I checked through the inside pockets of my drenched coat. It was worse than I’d thought–the letters were all ruined.

  Every pocket offered up an elastic band-bound handful of lumpy pulp, each one on the verge of coming apart like dough and shot through with black spots of print, blue ink veins. I’d not been in the downpour very long, but with that volume of water it had obviously been long enough. Too, too long. My outer camouflage, my conceptual flak jacket was useless.

  Shit. No, not critical, but I’d be flying on three engines until the letters were replaced. Still, it wasn’t like I didn’t have other tools, other defences; my assumed identity was still rock solid. I’d proved that to myself again in the lobby only fifteen minutes earlier. A real job of work. But losing the letters did mean tightroping without a safety net, swimming without armbands. And I was tired. Taking no chances, I started to set up the Dictaphones.

  The little tape players tinny-chattered away to themselves in the corners of the room, at the edges of my thoughts. As I stripped off the wet clothes, I let the essence of Mark Richardson slip off my face and out of my body with a series of deep, purging breaths. I allowed my movements to become blank and then slowly to change, my hands and arms and shoulders finding their old state and stretch and rhythm. I pulled my face around its natural expressions in the mirror for a while before dropping backwards onto the bed.

  Aunty Ruth had lost her chef because of the floods but would be making a cold buffet for all you flotsam and jetsam in the hotel bar in a couple of hours. I set the alarm on my new mobile phone, grabbed a handful of blanket, rolled and curled.

  The Dictaphones talked treble and hiss.

  I reached out, grabbed the rucksack and pulled a battered plastic-wrapped bundle of papers and videotape from deep inside. The Light Bulb Fragment, still dry and undamaged. I’d been working to decode the second half for almost seven months now, at first in the house as I’d worked to perfect the Mark Richardson personality and then on the road, in blank, neat hotel rooms in friendless cities all across the country. A few more nights with the stark flashing tape and the first Eric Sanderson’s tables and charts and I might have a workable draft. There was no way to know for sure, the obscure QWERTY encoding meant you didn’t have anything until you had it all.

  I rewrapped the bundle and pushed it back into the bag. In one hundred and nine minute’s time Aunty Ruth would be laying out her sandwiches. I closed my eyes, reminding myself to bring back something with meat for Ian.

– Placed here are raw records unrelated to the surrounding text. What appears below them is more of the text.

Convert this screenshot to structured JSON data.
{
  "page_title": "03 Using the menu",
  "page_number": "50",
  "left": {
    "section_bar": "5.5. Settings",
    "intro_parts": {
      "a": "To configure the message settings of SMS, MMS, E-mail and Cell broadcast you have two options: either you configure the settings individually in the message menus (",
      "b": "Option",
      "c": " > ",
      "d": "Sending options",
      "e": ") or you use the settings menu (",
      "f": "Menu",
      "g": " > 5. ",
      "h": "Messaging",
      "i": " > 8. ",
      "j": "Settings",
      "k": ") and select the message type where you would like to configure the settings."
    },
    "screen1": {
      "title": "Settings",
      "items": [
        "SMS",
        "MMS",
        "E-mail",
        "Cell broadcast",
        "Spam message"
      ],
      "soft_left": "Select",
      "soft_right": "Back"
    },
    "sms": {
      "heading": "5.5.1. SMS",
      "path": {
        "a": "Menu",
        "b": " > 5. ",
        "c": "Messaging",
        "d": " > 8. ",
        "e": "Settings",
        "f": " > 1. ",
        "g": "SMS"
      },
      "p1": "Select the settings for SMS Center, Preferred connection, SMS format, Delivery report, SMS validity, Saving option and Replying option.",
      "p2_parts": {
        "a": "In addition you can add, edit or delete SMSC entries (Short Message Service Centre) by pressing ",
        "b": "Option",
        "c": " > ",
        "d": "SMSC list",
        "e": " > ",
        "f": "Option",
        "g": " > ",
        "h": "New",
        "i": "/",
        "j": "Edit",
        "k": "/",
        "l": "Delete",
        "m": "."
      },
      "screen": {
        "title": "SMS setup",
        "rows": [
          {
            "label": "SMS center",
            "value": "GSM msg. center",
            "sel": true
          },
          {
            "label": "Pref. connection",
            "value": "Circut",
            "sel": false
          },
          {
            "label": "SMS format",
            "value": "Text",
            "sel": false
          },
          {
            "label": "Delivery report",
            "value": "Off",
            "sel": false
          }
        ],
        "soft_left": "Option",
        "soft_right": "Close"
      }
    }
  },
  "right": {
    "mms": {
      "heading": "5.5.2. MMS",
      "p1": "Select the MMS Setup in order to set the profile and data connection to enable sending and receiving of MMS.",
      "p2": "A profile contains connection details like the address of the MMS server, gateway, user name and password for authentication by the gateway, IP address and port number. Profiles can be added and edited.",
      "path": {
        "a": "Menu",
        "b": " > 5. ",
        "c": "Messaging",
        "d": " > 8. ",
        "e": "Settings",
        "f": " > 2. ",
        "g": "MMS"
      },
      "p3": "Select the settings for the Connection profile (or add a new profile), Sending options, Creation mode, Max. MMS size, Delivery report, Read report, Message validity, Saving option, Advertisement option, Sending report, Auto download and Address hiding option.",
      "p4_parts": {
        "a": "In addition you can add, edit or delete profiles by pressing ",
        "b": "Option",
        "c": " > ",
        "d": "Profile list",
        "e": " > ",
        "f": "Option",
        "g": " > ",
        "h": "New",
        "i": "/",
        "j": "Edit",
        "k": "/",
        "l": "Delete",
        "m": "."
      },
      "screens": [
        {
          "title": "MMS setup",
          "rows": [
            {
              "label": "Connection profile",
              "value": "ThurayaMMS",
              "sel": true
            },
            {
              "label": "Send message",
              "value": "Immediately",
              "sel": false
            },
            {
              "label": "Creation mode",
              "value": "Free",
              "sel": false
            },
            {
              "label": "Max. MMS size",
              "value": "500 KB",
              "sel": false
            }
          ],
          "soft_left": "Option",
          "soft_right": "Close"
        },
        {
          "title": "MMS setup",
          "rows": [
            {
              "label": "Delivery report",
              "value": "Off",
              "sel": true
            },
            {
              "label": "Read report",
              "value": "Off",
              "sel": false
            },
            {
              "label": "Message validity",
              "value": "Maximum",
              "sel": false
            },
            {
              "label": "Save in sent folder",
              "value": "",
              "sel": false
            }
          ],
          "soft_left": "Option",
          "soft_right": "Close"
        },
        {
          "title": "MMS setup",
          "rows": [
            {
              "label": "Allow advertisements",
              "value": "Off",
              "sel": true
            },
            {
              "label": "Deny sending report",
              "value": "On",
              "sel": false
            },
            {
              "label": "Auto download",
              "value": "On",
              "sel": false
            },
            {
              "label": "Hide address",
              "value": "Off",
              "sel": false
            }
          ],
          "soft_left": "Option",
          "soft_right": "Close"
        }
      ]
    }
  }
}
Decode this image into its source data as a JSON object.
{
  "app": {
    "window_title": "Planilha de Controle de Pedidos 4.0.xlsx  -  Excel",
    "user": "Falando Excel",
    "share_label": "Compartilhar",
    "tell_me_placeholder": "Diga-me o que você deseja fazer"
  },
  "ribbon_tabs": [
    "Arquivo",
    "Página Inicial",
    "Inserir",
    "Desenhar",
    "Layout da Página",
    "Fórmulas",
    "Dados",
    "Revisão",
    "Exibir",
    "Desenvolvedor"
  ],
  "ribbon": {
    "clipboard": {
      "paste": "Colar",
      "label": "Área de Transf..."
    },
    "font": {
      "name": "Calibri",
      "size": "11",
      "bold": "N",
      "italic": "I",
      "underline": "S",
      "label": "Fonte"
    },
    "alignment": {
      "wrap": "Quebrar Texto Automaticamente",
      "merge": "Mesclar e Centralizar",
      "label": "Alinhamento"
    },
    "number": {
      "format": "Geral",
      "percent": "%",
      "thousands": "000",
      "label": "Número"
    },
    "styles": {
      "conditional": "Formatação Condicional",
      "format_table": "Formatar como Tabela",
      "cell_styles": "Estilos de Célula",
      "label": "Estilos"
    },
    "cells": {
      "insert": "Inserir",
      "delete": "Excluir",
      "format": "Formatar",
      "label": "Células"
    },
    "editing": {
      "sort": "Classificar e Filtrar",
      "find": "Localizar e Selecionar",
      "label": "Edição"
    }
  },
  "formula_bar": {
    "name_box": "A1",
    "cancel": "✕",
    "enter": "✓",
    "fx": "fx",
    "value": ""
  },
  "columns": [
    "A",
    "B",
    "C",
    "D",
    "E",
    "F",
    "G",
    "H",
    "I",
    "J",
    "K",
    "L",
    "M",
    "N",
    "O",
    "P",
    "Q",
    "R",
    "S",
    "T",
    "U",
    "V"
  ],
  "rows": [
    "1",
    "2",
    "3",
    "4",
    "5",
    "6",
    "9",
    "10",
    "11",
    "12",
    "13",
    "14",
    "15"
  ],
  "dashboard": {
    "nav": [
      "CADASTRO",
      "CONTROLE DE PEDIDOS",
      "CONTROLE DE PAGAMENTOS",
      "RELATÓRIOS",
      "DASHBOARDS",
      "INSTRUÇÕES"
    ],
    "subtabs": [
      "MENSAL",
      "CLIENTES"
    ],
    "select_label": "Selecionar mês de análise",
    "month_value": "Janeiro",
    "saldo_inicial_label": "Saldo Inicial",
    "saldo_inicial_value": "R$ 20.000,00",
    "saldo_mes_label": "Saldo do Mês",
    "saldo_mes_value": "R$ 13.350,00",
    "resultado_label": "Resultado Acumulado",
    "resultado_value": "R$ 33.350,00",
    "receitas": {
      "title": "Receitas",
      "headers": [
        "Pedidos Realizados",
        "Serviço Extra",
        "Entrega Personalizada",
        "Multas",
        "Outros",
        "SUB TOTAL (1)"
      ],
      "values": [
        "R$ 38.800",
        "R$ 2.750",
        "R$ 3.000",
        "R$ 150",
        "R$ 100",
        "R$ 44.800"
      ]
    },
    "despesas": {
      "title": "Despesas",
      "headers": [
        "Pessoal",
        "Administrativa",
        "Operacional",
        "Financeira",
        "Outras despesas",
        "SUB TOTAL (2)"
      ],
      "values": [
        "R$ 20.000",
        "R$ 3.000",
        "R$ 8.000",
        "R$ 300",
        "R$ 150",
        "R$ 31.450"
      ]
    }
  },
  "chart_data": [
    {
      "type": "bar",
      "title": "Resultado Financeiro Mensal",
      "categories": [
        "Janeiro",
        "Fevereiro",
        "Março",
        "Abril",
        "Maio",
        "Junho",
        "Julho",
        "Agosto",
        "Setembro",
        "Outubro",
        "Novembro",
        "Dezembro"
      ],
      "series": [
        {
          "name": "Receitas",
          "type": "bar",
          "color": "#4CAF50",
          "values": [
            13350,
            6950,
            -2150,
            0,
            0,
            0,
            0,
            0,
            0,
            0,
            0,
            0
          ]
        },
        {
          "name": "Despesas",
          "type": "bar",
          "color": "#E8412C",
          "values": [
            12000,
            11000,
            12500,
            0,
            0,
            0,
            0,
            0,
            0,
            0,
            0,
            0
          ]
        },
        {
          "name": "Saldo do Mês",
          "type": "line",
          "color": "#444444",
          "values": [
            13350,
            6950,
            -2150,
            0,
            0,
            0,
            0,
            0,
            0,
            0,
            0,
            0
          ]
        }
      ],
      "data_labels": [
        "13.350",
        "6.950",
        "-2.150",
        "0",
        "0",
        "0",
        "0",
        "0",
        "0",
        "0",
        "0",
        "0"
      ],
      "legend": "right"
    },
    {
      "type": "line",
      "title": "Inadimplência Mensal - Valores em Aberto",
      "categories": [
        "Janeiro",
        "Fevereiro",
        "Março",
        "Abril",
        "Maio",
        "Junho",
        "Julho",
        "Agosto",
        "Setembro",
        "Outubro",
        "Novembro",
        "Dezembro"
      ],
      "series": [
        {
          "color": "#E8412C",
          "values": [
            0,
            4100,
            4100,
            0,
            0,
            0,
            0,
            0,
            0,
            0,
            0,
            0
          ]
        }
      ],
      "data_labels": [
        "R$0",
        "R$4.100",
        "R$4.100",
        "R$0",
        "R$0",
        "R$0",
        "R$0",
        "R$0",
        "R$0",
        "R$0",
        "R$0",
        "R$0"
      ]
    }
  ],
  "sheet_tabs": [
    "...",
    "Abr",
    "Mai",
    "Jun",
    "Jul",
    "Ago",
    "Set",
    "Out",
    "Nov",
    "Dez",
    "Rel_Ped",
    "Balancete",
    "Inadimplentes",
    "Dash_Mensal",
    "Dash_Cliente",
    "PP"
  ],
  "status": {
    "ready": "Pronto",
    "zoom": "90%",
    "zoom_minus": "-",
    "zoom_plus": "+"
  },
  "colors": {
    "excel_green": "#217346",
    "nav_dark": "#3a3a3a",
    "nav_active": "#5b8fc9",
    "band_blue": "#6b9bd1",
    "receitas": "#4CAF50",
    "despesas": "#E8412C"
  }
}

  Flotsam and Jetsam is what Aunty Ruth had called those of us who’d washed up in the floods that evening, and we were. Storm refugees. It would be wrong to say the hotel bar was crammed with us, but I’d bet it hadn’t been so full for a long time.

  Ruth laid on three platters of sandwiches and gave me a small bag of sliced ham for the cat. She said she’d put her husband to work on getting together a makeshift sandbox, so Ian wouldn’t have any little accidents.

  “Cats get so embarrassed, I know,” she said.

  I circulated just like Mark Richardson would and I coughed up a couple of his obvious jokes around the bar. It had been eighteen weeks since I’d seen the real Richardson, since I finished the training, left my job, loaded the yellow Jeep and set out on the cold trail of my lost past. Hull, Leeds, Sheffield, six weeks in each city. A total of one year and four months since the day I was born, face down on that bedroom carpet.

  It was still raining outside. A dramatic wet sheet broke against the window followed by a haiku of fat rain taps as the wind took a breath. Orchestral for storm.

  “You see,” the man opposite me was saying. “It’s the Pennines–”

  I looked up.

  Mark Richardson was a people person, a listener as much as a talker. That’s what made him such a good choice for my fake identity. Meeting people, communication, information gathering, all these things would have to be done in character if my defences were going to hold. If I was going to move through the world without creating ripples and being found and ripped all apart. But being Richardson meant being Richardson all the time, not just when it suited me. And so I was socialising.

  Opposite, my new flotsam friend chewed out the middle of another ham and mustard sandwich triangle, free hand circling in that way that means hold on: swallowing then speaking.

  He gulped.

  “It’s the Pennines,” he said again. “The hills are too high. The sky’s too low.”

  I nodded.

  “It grinds people up. Between the road and the sky.” He picked inside the sandwich crust before looking back at me. “Lots of accidents up there.”

  This was Dean Rush, truck driver. He’d had to leave his truck–he called it a ‘unit’–further down the hill, near a golf course. I’d invited him to join me at the table and that was the first thing he’d told me. Then–the Pennines. This was a man of scraps and fragments. No links or rhythms to his conversation, everything lonely and spare. There was something birdlike about him too, I’d decided; Bleak Dean Rush, the moorland crow.

  He pulled a thin white string of ham fat from the remains of his sandwich, looked carefully at it, dangling, before laying it down on the side of his plate. He blinked once, twice.

  At the far end of the bar, Aunty Ruth moved all surviving sandwiches onto a single platter then set about clearing the empties. Rush watched her manoeuvre her wheelchair out of the bar then turned back to me.

  “Lots of smashed-up people because of those hills,” he said.

  Blink. Blink.

  It was down to me to bridge the meaning gap and it took a second.

  “You know them then? Ruth and–”

  “John. Yeah,” he nodded. “Car crash three years ago. They didn’t think she’d survive the night.”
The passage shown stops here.